You should update your method flow, you are actually trying to pass and intger validation for a string so first take the input as String and check whether it is your quit character q then if it is not try to parse the string to and int primitive with Integer.parseInt(input) and test if it is Odd or Even. If the process fails assuming it is neither a q nor a number (any other character), then a message will be prompted for user telling him to use a valid number or "q" to quit:

import java.util.Scanner;

class EvenOrOdd {

public static void main(String[] args) {
  Scanner myScanner = new Scanner(System.in);

  System.out.println("Welcome to my program that checks if a number is even or odd.");

  while (true) {
    System.out.println();
    System.out.print("Please type number in a number ['q' to quit]: ");

    int number;
    String input = myScanner.next();
    if (input.equals("q")) {
      break;
    } else {
      try {
        number = Integer.parseInt(input);
        if (number % 2 == 0) {
           System.out.println(number + " is Even.");
        } else {
           System.out.println(number + " is Odd.");
        }
        } catch (NumberFormatException nfe) {
           System.out.println("Enter valid number or \"q\" to quit!");
        }
      }
    }
  }
}

Answer 7

It is because the program is expecting a input of int-type, basically the program outputs: Please type number in a number ['q' to quit], and after that it will reach the myScanner.nextInt(); line and will be waiting for a input, and since "q" is not a integer it will throw an exception.

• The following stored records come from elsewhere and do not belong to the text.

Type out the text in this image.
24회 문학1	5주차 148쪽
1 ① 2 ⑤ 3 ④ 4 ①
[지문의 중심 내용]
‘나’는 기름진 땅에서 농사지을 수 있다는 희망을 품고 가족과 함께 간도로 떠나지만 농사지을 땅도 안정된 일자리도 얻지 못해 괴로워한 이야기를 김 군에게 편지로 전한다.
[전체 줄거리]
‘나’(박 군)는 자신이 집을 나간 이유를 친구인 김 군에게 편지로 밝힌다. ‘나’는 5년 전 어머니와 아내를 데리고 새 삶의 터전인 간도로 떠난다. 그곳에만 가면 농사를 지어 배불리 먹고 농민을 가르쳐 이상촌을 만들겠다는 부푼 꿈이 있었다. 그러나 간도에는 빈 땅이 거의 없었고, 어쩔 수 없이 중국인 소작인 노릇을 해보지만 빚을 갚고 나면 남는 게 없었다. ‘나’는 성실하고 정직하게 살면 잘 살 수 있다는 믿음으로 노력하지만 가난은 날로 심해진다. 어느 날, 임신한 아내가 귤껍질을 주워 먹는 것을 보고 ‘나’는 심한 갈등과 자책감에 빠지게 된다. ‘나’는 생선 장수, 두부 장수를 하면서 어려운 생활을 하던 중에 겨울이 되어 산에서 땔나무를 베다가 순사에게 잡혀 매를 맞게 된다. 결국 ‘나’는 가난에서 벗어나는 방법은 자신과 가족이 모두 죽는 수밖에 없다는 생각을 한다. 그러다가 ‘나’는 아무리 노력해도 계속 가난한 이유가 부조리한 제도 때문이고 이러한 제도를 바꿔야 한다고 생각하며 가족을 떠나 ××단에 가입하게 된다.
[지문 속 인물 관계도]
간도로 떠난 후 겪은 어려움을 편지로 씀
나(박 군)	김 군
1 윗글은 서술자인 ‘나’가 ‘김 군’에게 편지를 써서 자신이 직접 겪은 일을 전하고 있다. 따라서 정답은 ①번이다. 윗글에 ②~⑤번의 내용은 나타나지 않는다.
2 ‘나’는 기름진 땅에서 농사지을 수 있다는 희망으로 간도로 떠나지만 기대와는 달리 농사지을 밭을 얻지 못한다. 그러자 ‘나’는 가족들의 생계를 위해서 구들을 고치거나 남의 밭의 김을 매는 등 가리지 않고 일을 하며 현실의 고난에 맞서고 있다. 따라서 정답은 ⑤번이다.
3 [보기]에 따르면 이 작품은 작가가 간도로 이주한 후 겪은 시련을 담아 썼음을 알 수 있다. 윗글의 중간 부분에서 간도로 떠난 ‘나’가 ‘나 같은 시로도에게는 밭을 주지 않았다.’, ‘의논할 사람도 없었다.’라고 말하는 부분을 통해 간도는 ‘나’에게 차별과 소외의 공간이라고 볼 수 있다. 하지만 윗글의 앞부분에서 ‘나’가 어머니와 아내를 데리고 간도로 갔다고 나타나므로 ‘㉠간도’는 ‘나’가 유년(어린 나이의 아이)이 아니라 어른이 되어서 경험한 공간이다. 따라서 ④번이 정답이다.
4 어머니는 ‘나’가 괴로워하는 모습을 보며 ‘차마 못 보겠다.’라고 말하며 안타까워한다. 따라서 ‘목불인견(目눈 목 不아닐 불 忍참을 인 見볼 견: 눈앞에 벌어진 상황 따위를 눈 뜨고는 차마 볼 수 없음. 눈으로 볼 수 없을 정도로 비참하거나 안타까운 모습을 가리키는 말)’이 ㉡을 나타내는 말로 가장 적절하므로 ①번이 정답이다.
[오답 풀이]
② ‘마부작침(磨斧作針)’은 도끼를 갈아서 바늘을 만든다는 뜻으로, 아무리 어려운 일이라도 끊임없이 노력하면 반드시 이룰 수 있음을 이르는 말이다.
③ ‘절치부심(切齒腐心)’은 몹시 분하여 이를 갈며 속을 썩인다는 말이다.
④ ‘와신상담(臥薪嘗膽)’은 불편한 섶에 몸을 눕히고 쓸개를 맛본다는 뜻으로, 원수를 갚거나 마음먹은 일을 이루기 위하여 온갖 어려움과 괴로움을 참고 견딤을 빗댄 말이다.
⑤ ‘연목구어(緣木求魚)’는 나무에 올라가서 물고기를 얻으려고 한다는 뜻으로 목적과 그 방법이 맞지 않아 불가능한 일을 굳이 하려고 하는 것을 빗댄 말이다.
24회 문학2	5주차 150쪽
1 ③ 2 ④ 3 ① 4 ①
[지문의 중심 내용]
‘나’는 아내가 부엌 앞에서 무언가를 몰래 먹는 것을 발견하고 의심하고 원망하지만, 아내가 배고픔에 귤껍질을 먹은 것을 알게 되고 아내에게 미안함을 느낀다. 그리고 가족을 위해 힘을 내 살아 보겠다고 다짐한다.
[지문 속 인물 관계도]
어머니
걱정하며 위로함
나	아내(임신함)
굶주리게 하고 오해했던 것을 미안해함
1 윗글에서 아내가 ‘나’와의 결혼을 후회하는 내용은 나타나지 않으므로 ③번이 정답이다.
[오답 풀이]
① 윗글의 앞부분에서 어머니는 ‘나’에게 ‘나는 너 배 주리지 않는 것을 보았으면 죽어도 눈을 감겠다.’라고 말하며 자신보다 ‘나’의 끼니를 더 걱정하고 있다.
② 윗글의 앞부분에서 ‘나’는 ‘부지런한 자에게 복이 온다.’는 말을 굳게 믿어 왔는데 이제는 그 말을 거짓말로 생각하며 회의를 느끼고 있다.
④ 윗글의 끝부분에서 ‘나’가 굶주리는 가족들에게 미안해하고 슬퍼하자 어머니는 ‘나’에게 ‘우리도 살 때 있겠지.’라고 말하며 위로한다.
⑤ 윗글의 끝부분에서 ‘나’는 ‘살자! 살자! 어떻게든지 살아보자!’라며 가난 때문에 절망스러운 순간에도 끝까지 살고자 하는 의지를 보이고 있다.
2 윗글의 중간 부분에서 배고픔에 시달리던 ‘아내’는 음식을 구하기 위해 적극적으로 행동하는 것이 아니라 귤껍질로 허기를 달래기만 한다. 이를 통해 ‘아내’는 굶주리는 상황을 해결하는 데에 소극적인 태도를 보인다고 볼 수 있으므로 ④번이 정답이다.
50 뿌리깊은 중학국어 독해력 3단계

A quick solution would be to use myScanner.nextLine() and then convert the string into a integer unless it is equal to 'q'. Something like this:

import java.util.Scanner;

public class EvenOrOdd {

    public static void main(String[] args) {
        Scanner myScanner = new Scanner(System.in);

        System.out.println("Welcome to my program that checks if a number is even or odd.");

        while (true) {
            System.out.println();
            System.out.print("Please type number in a number ['q' to quit]: ");

            String string = myScanner.nextLine();
            int number = 0;

            if (string.equals("q")) {
                myScanner.close(); // Close the scanner.
                break;
            } else if ((number = toInteger(string)) == -1){  // Is the string a number, less than Integer.MAX_VALUE and greater than Integer.MIN_VALUE?
                System.out.printf("%s is not a valid integer!%n",string);
            } else if (number % 2 == 0) {
                System.out.println(number + " is Even.");
            } else {
                System.out.println(number + " is Odd.");
            }
        }
    }

    private static int toInteger(String str){
        try{
            return Math.abs(Integer.parseInt(str));
        }catch(NumberFormatException e){
            return -1;
        }
    }
}

By the way, always close the scanner, otherwise a resource leak may occur.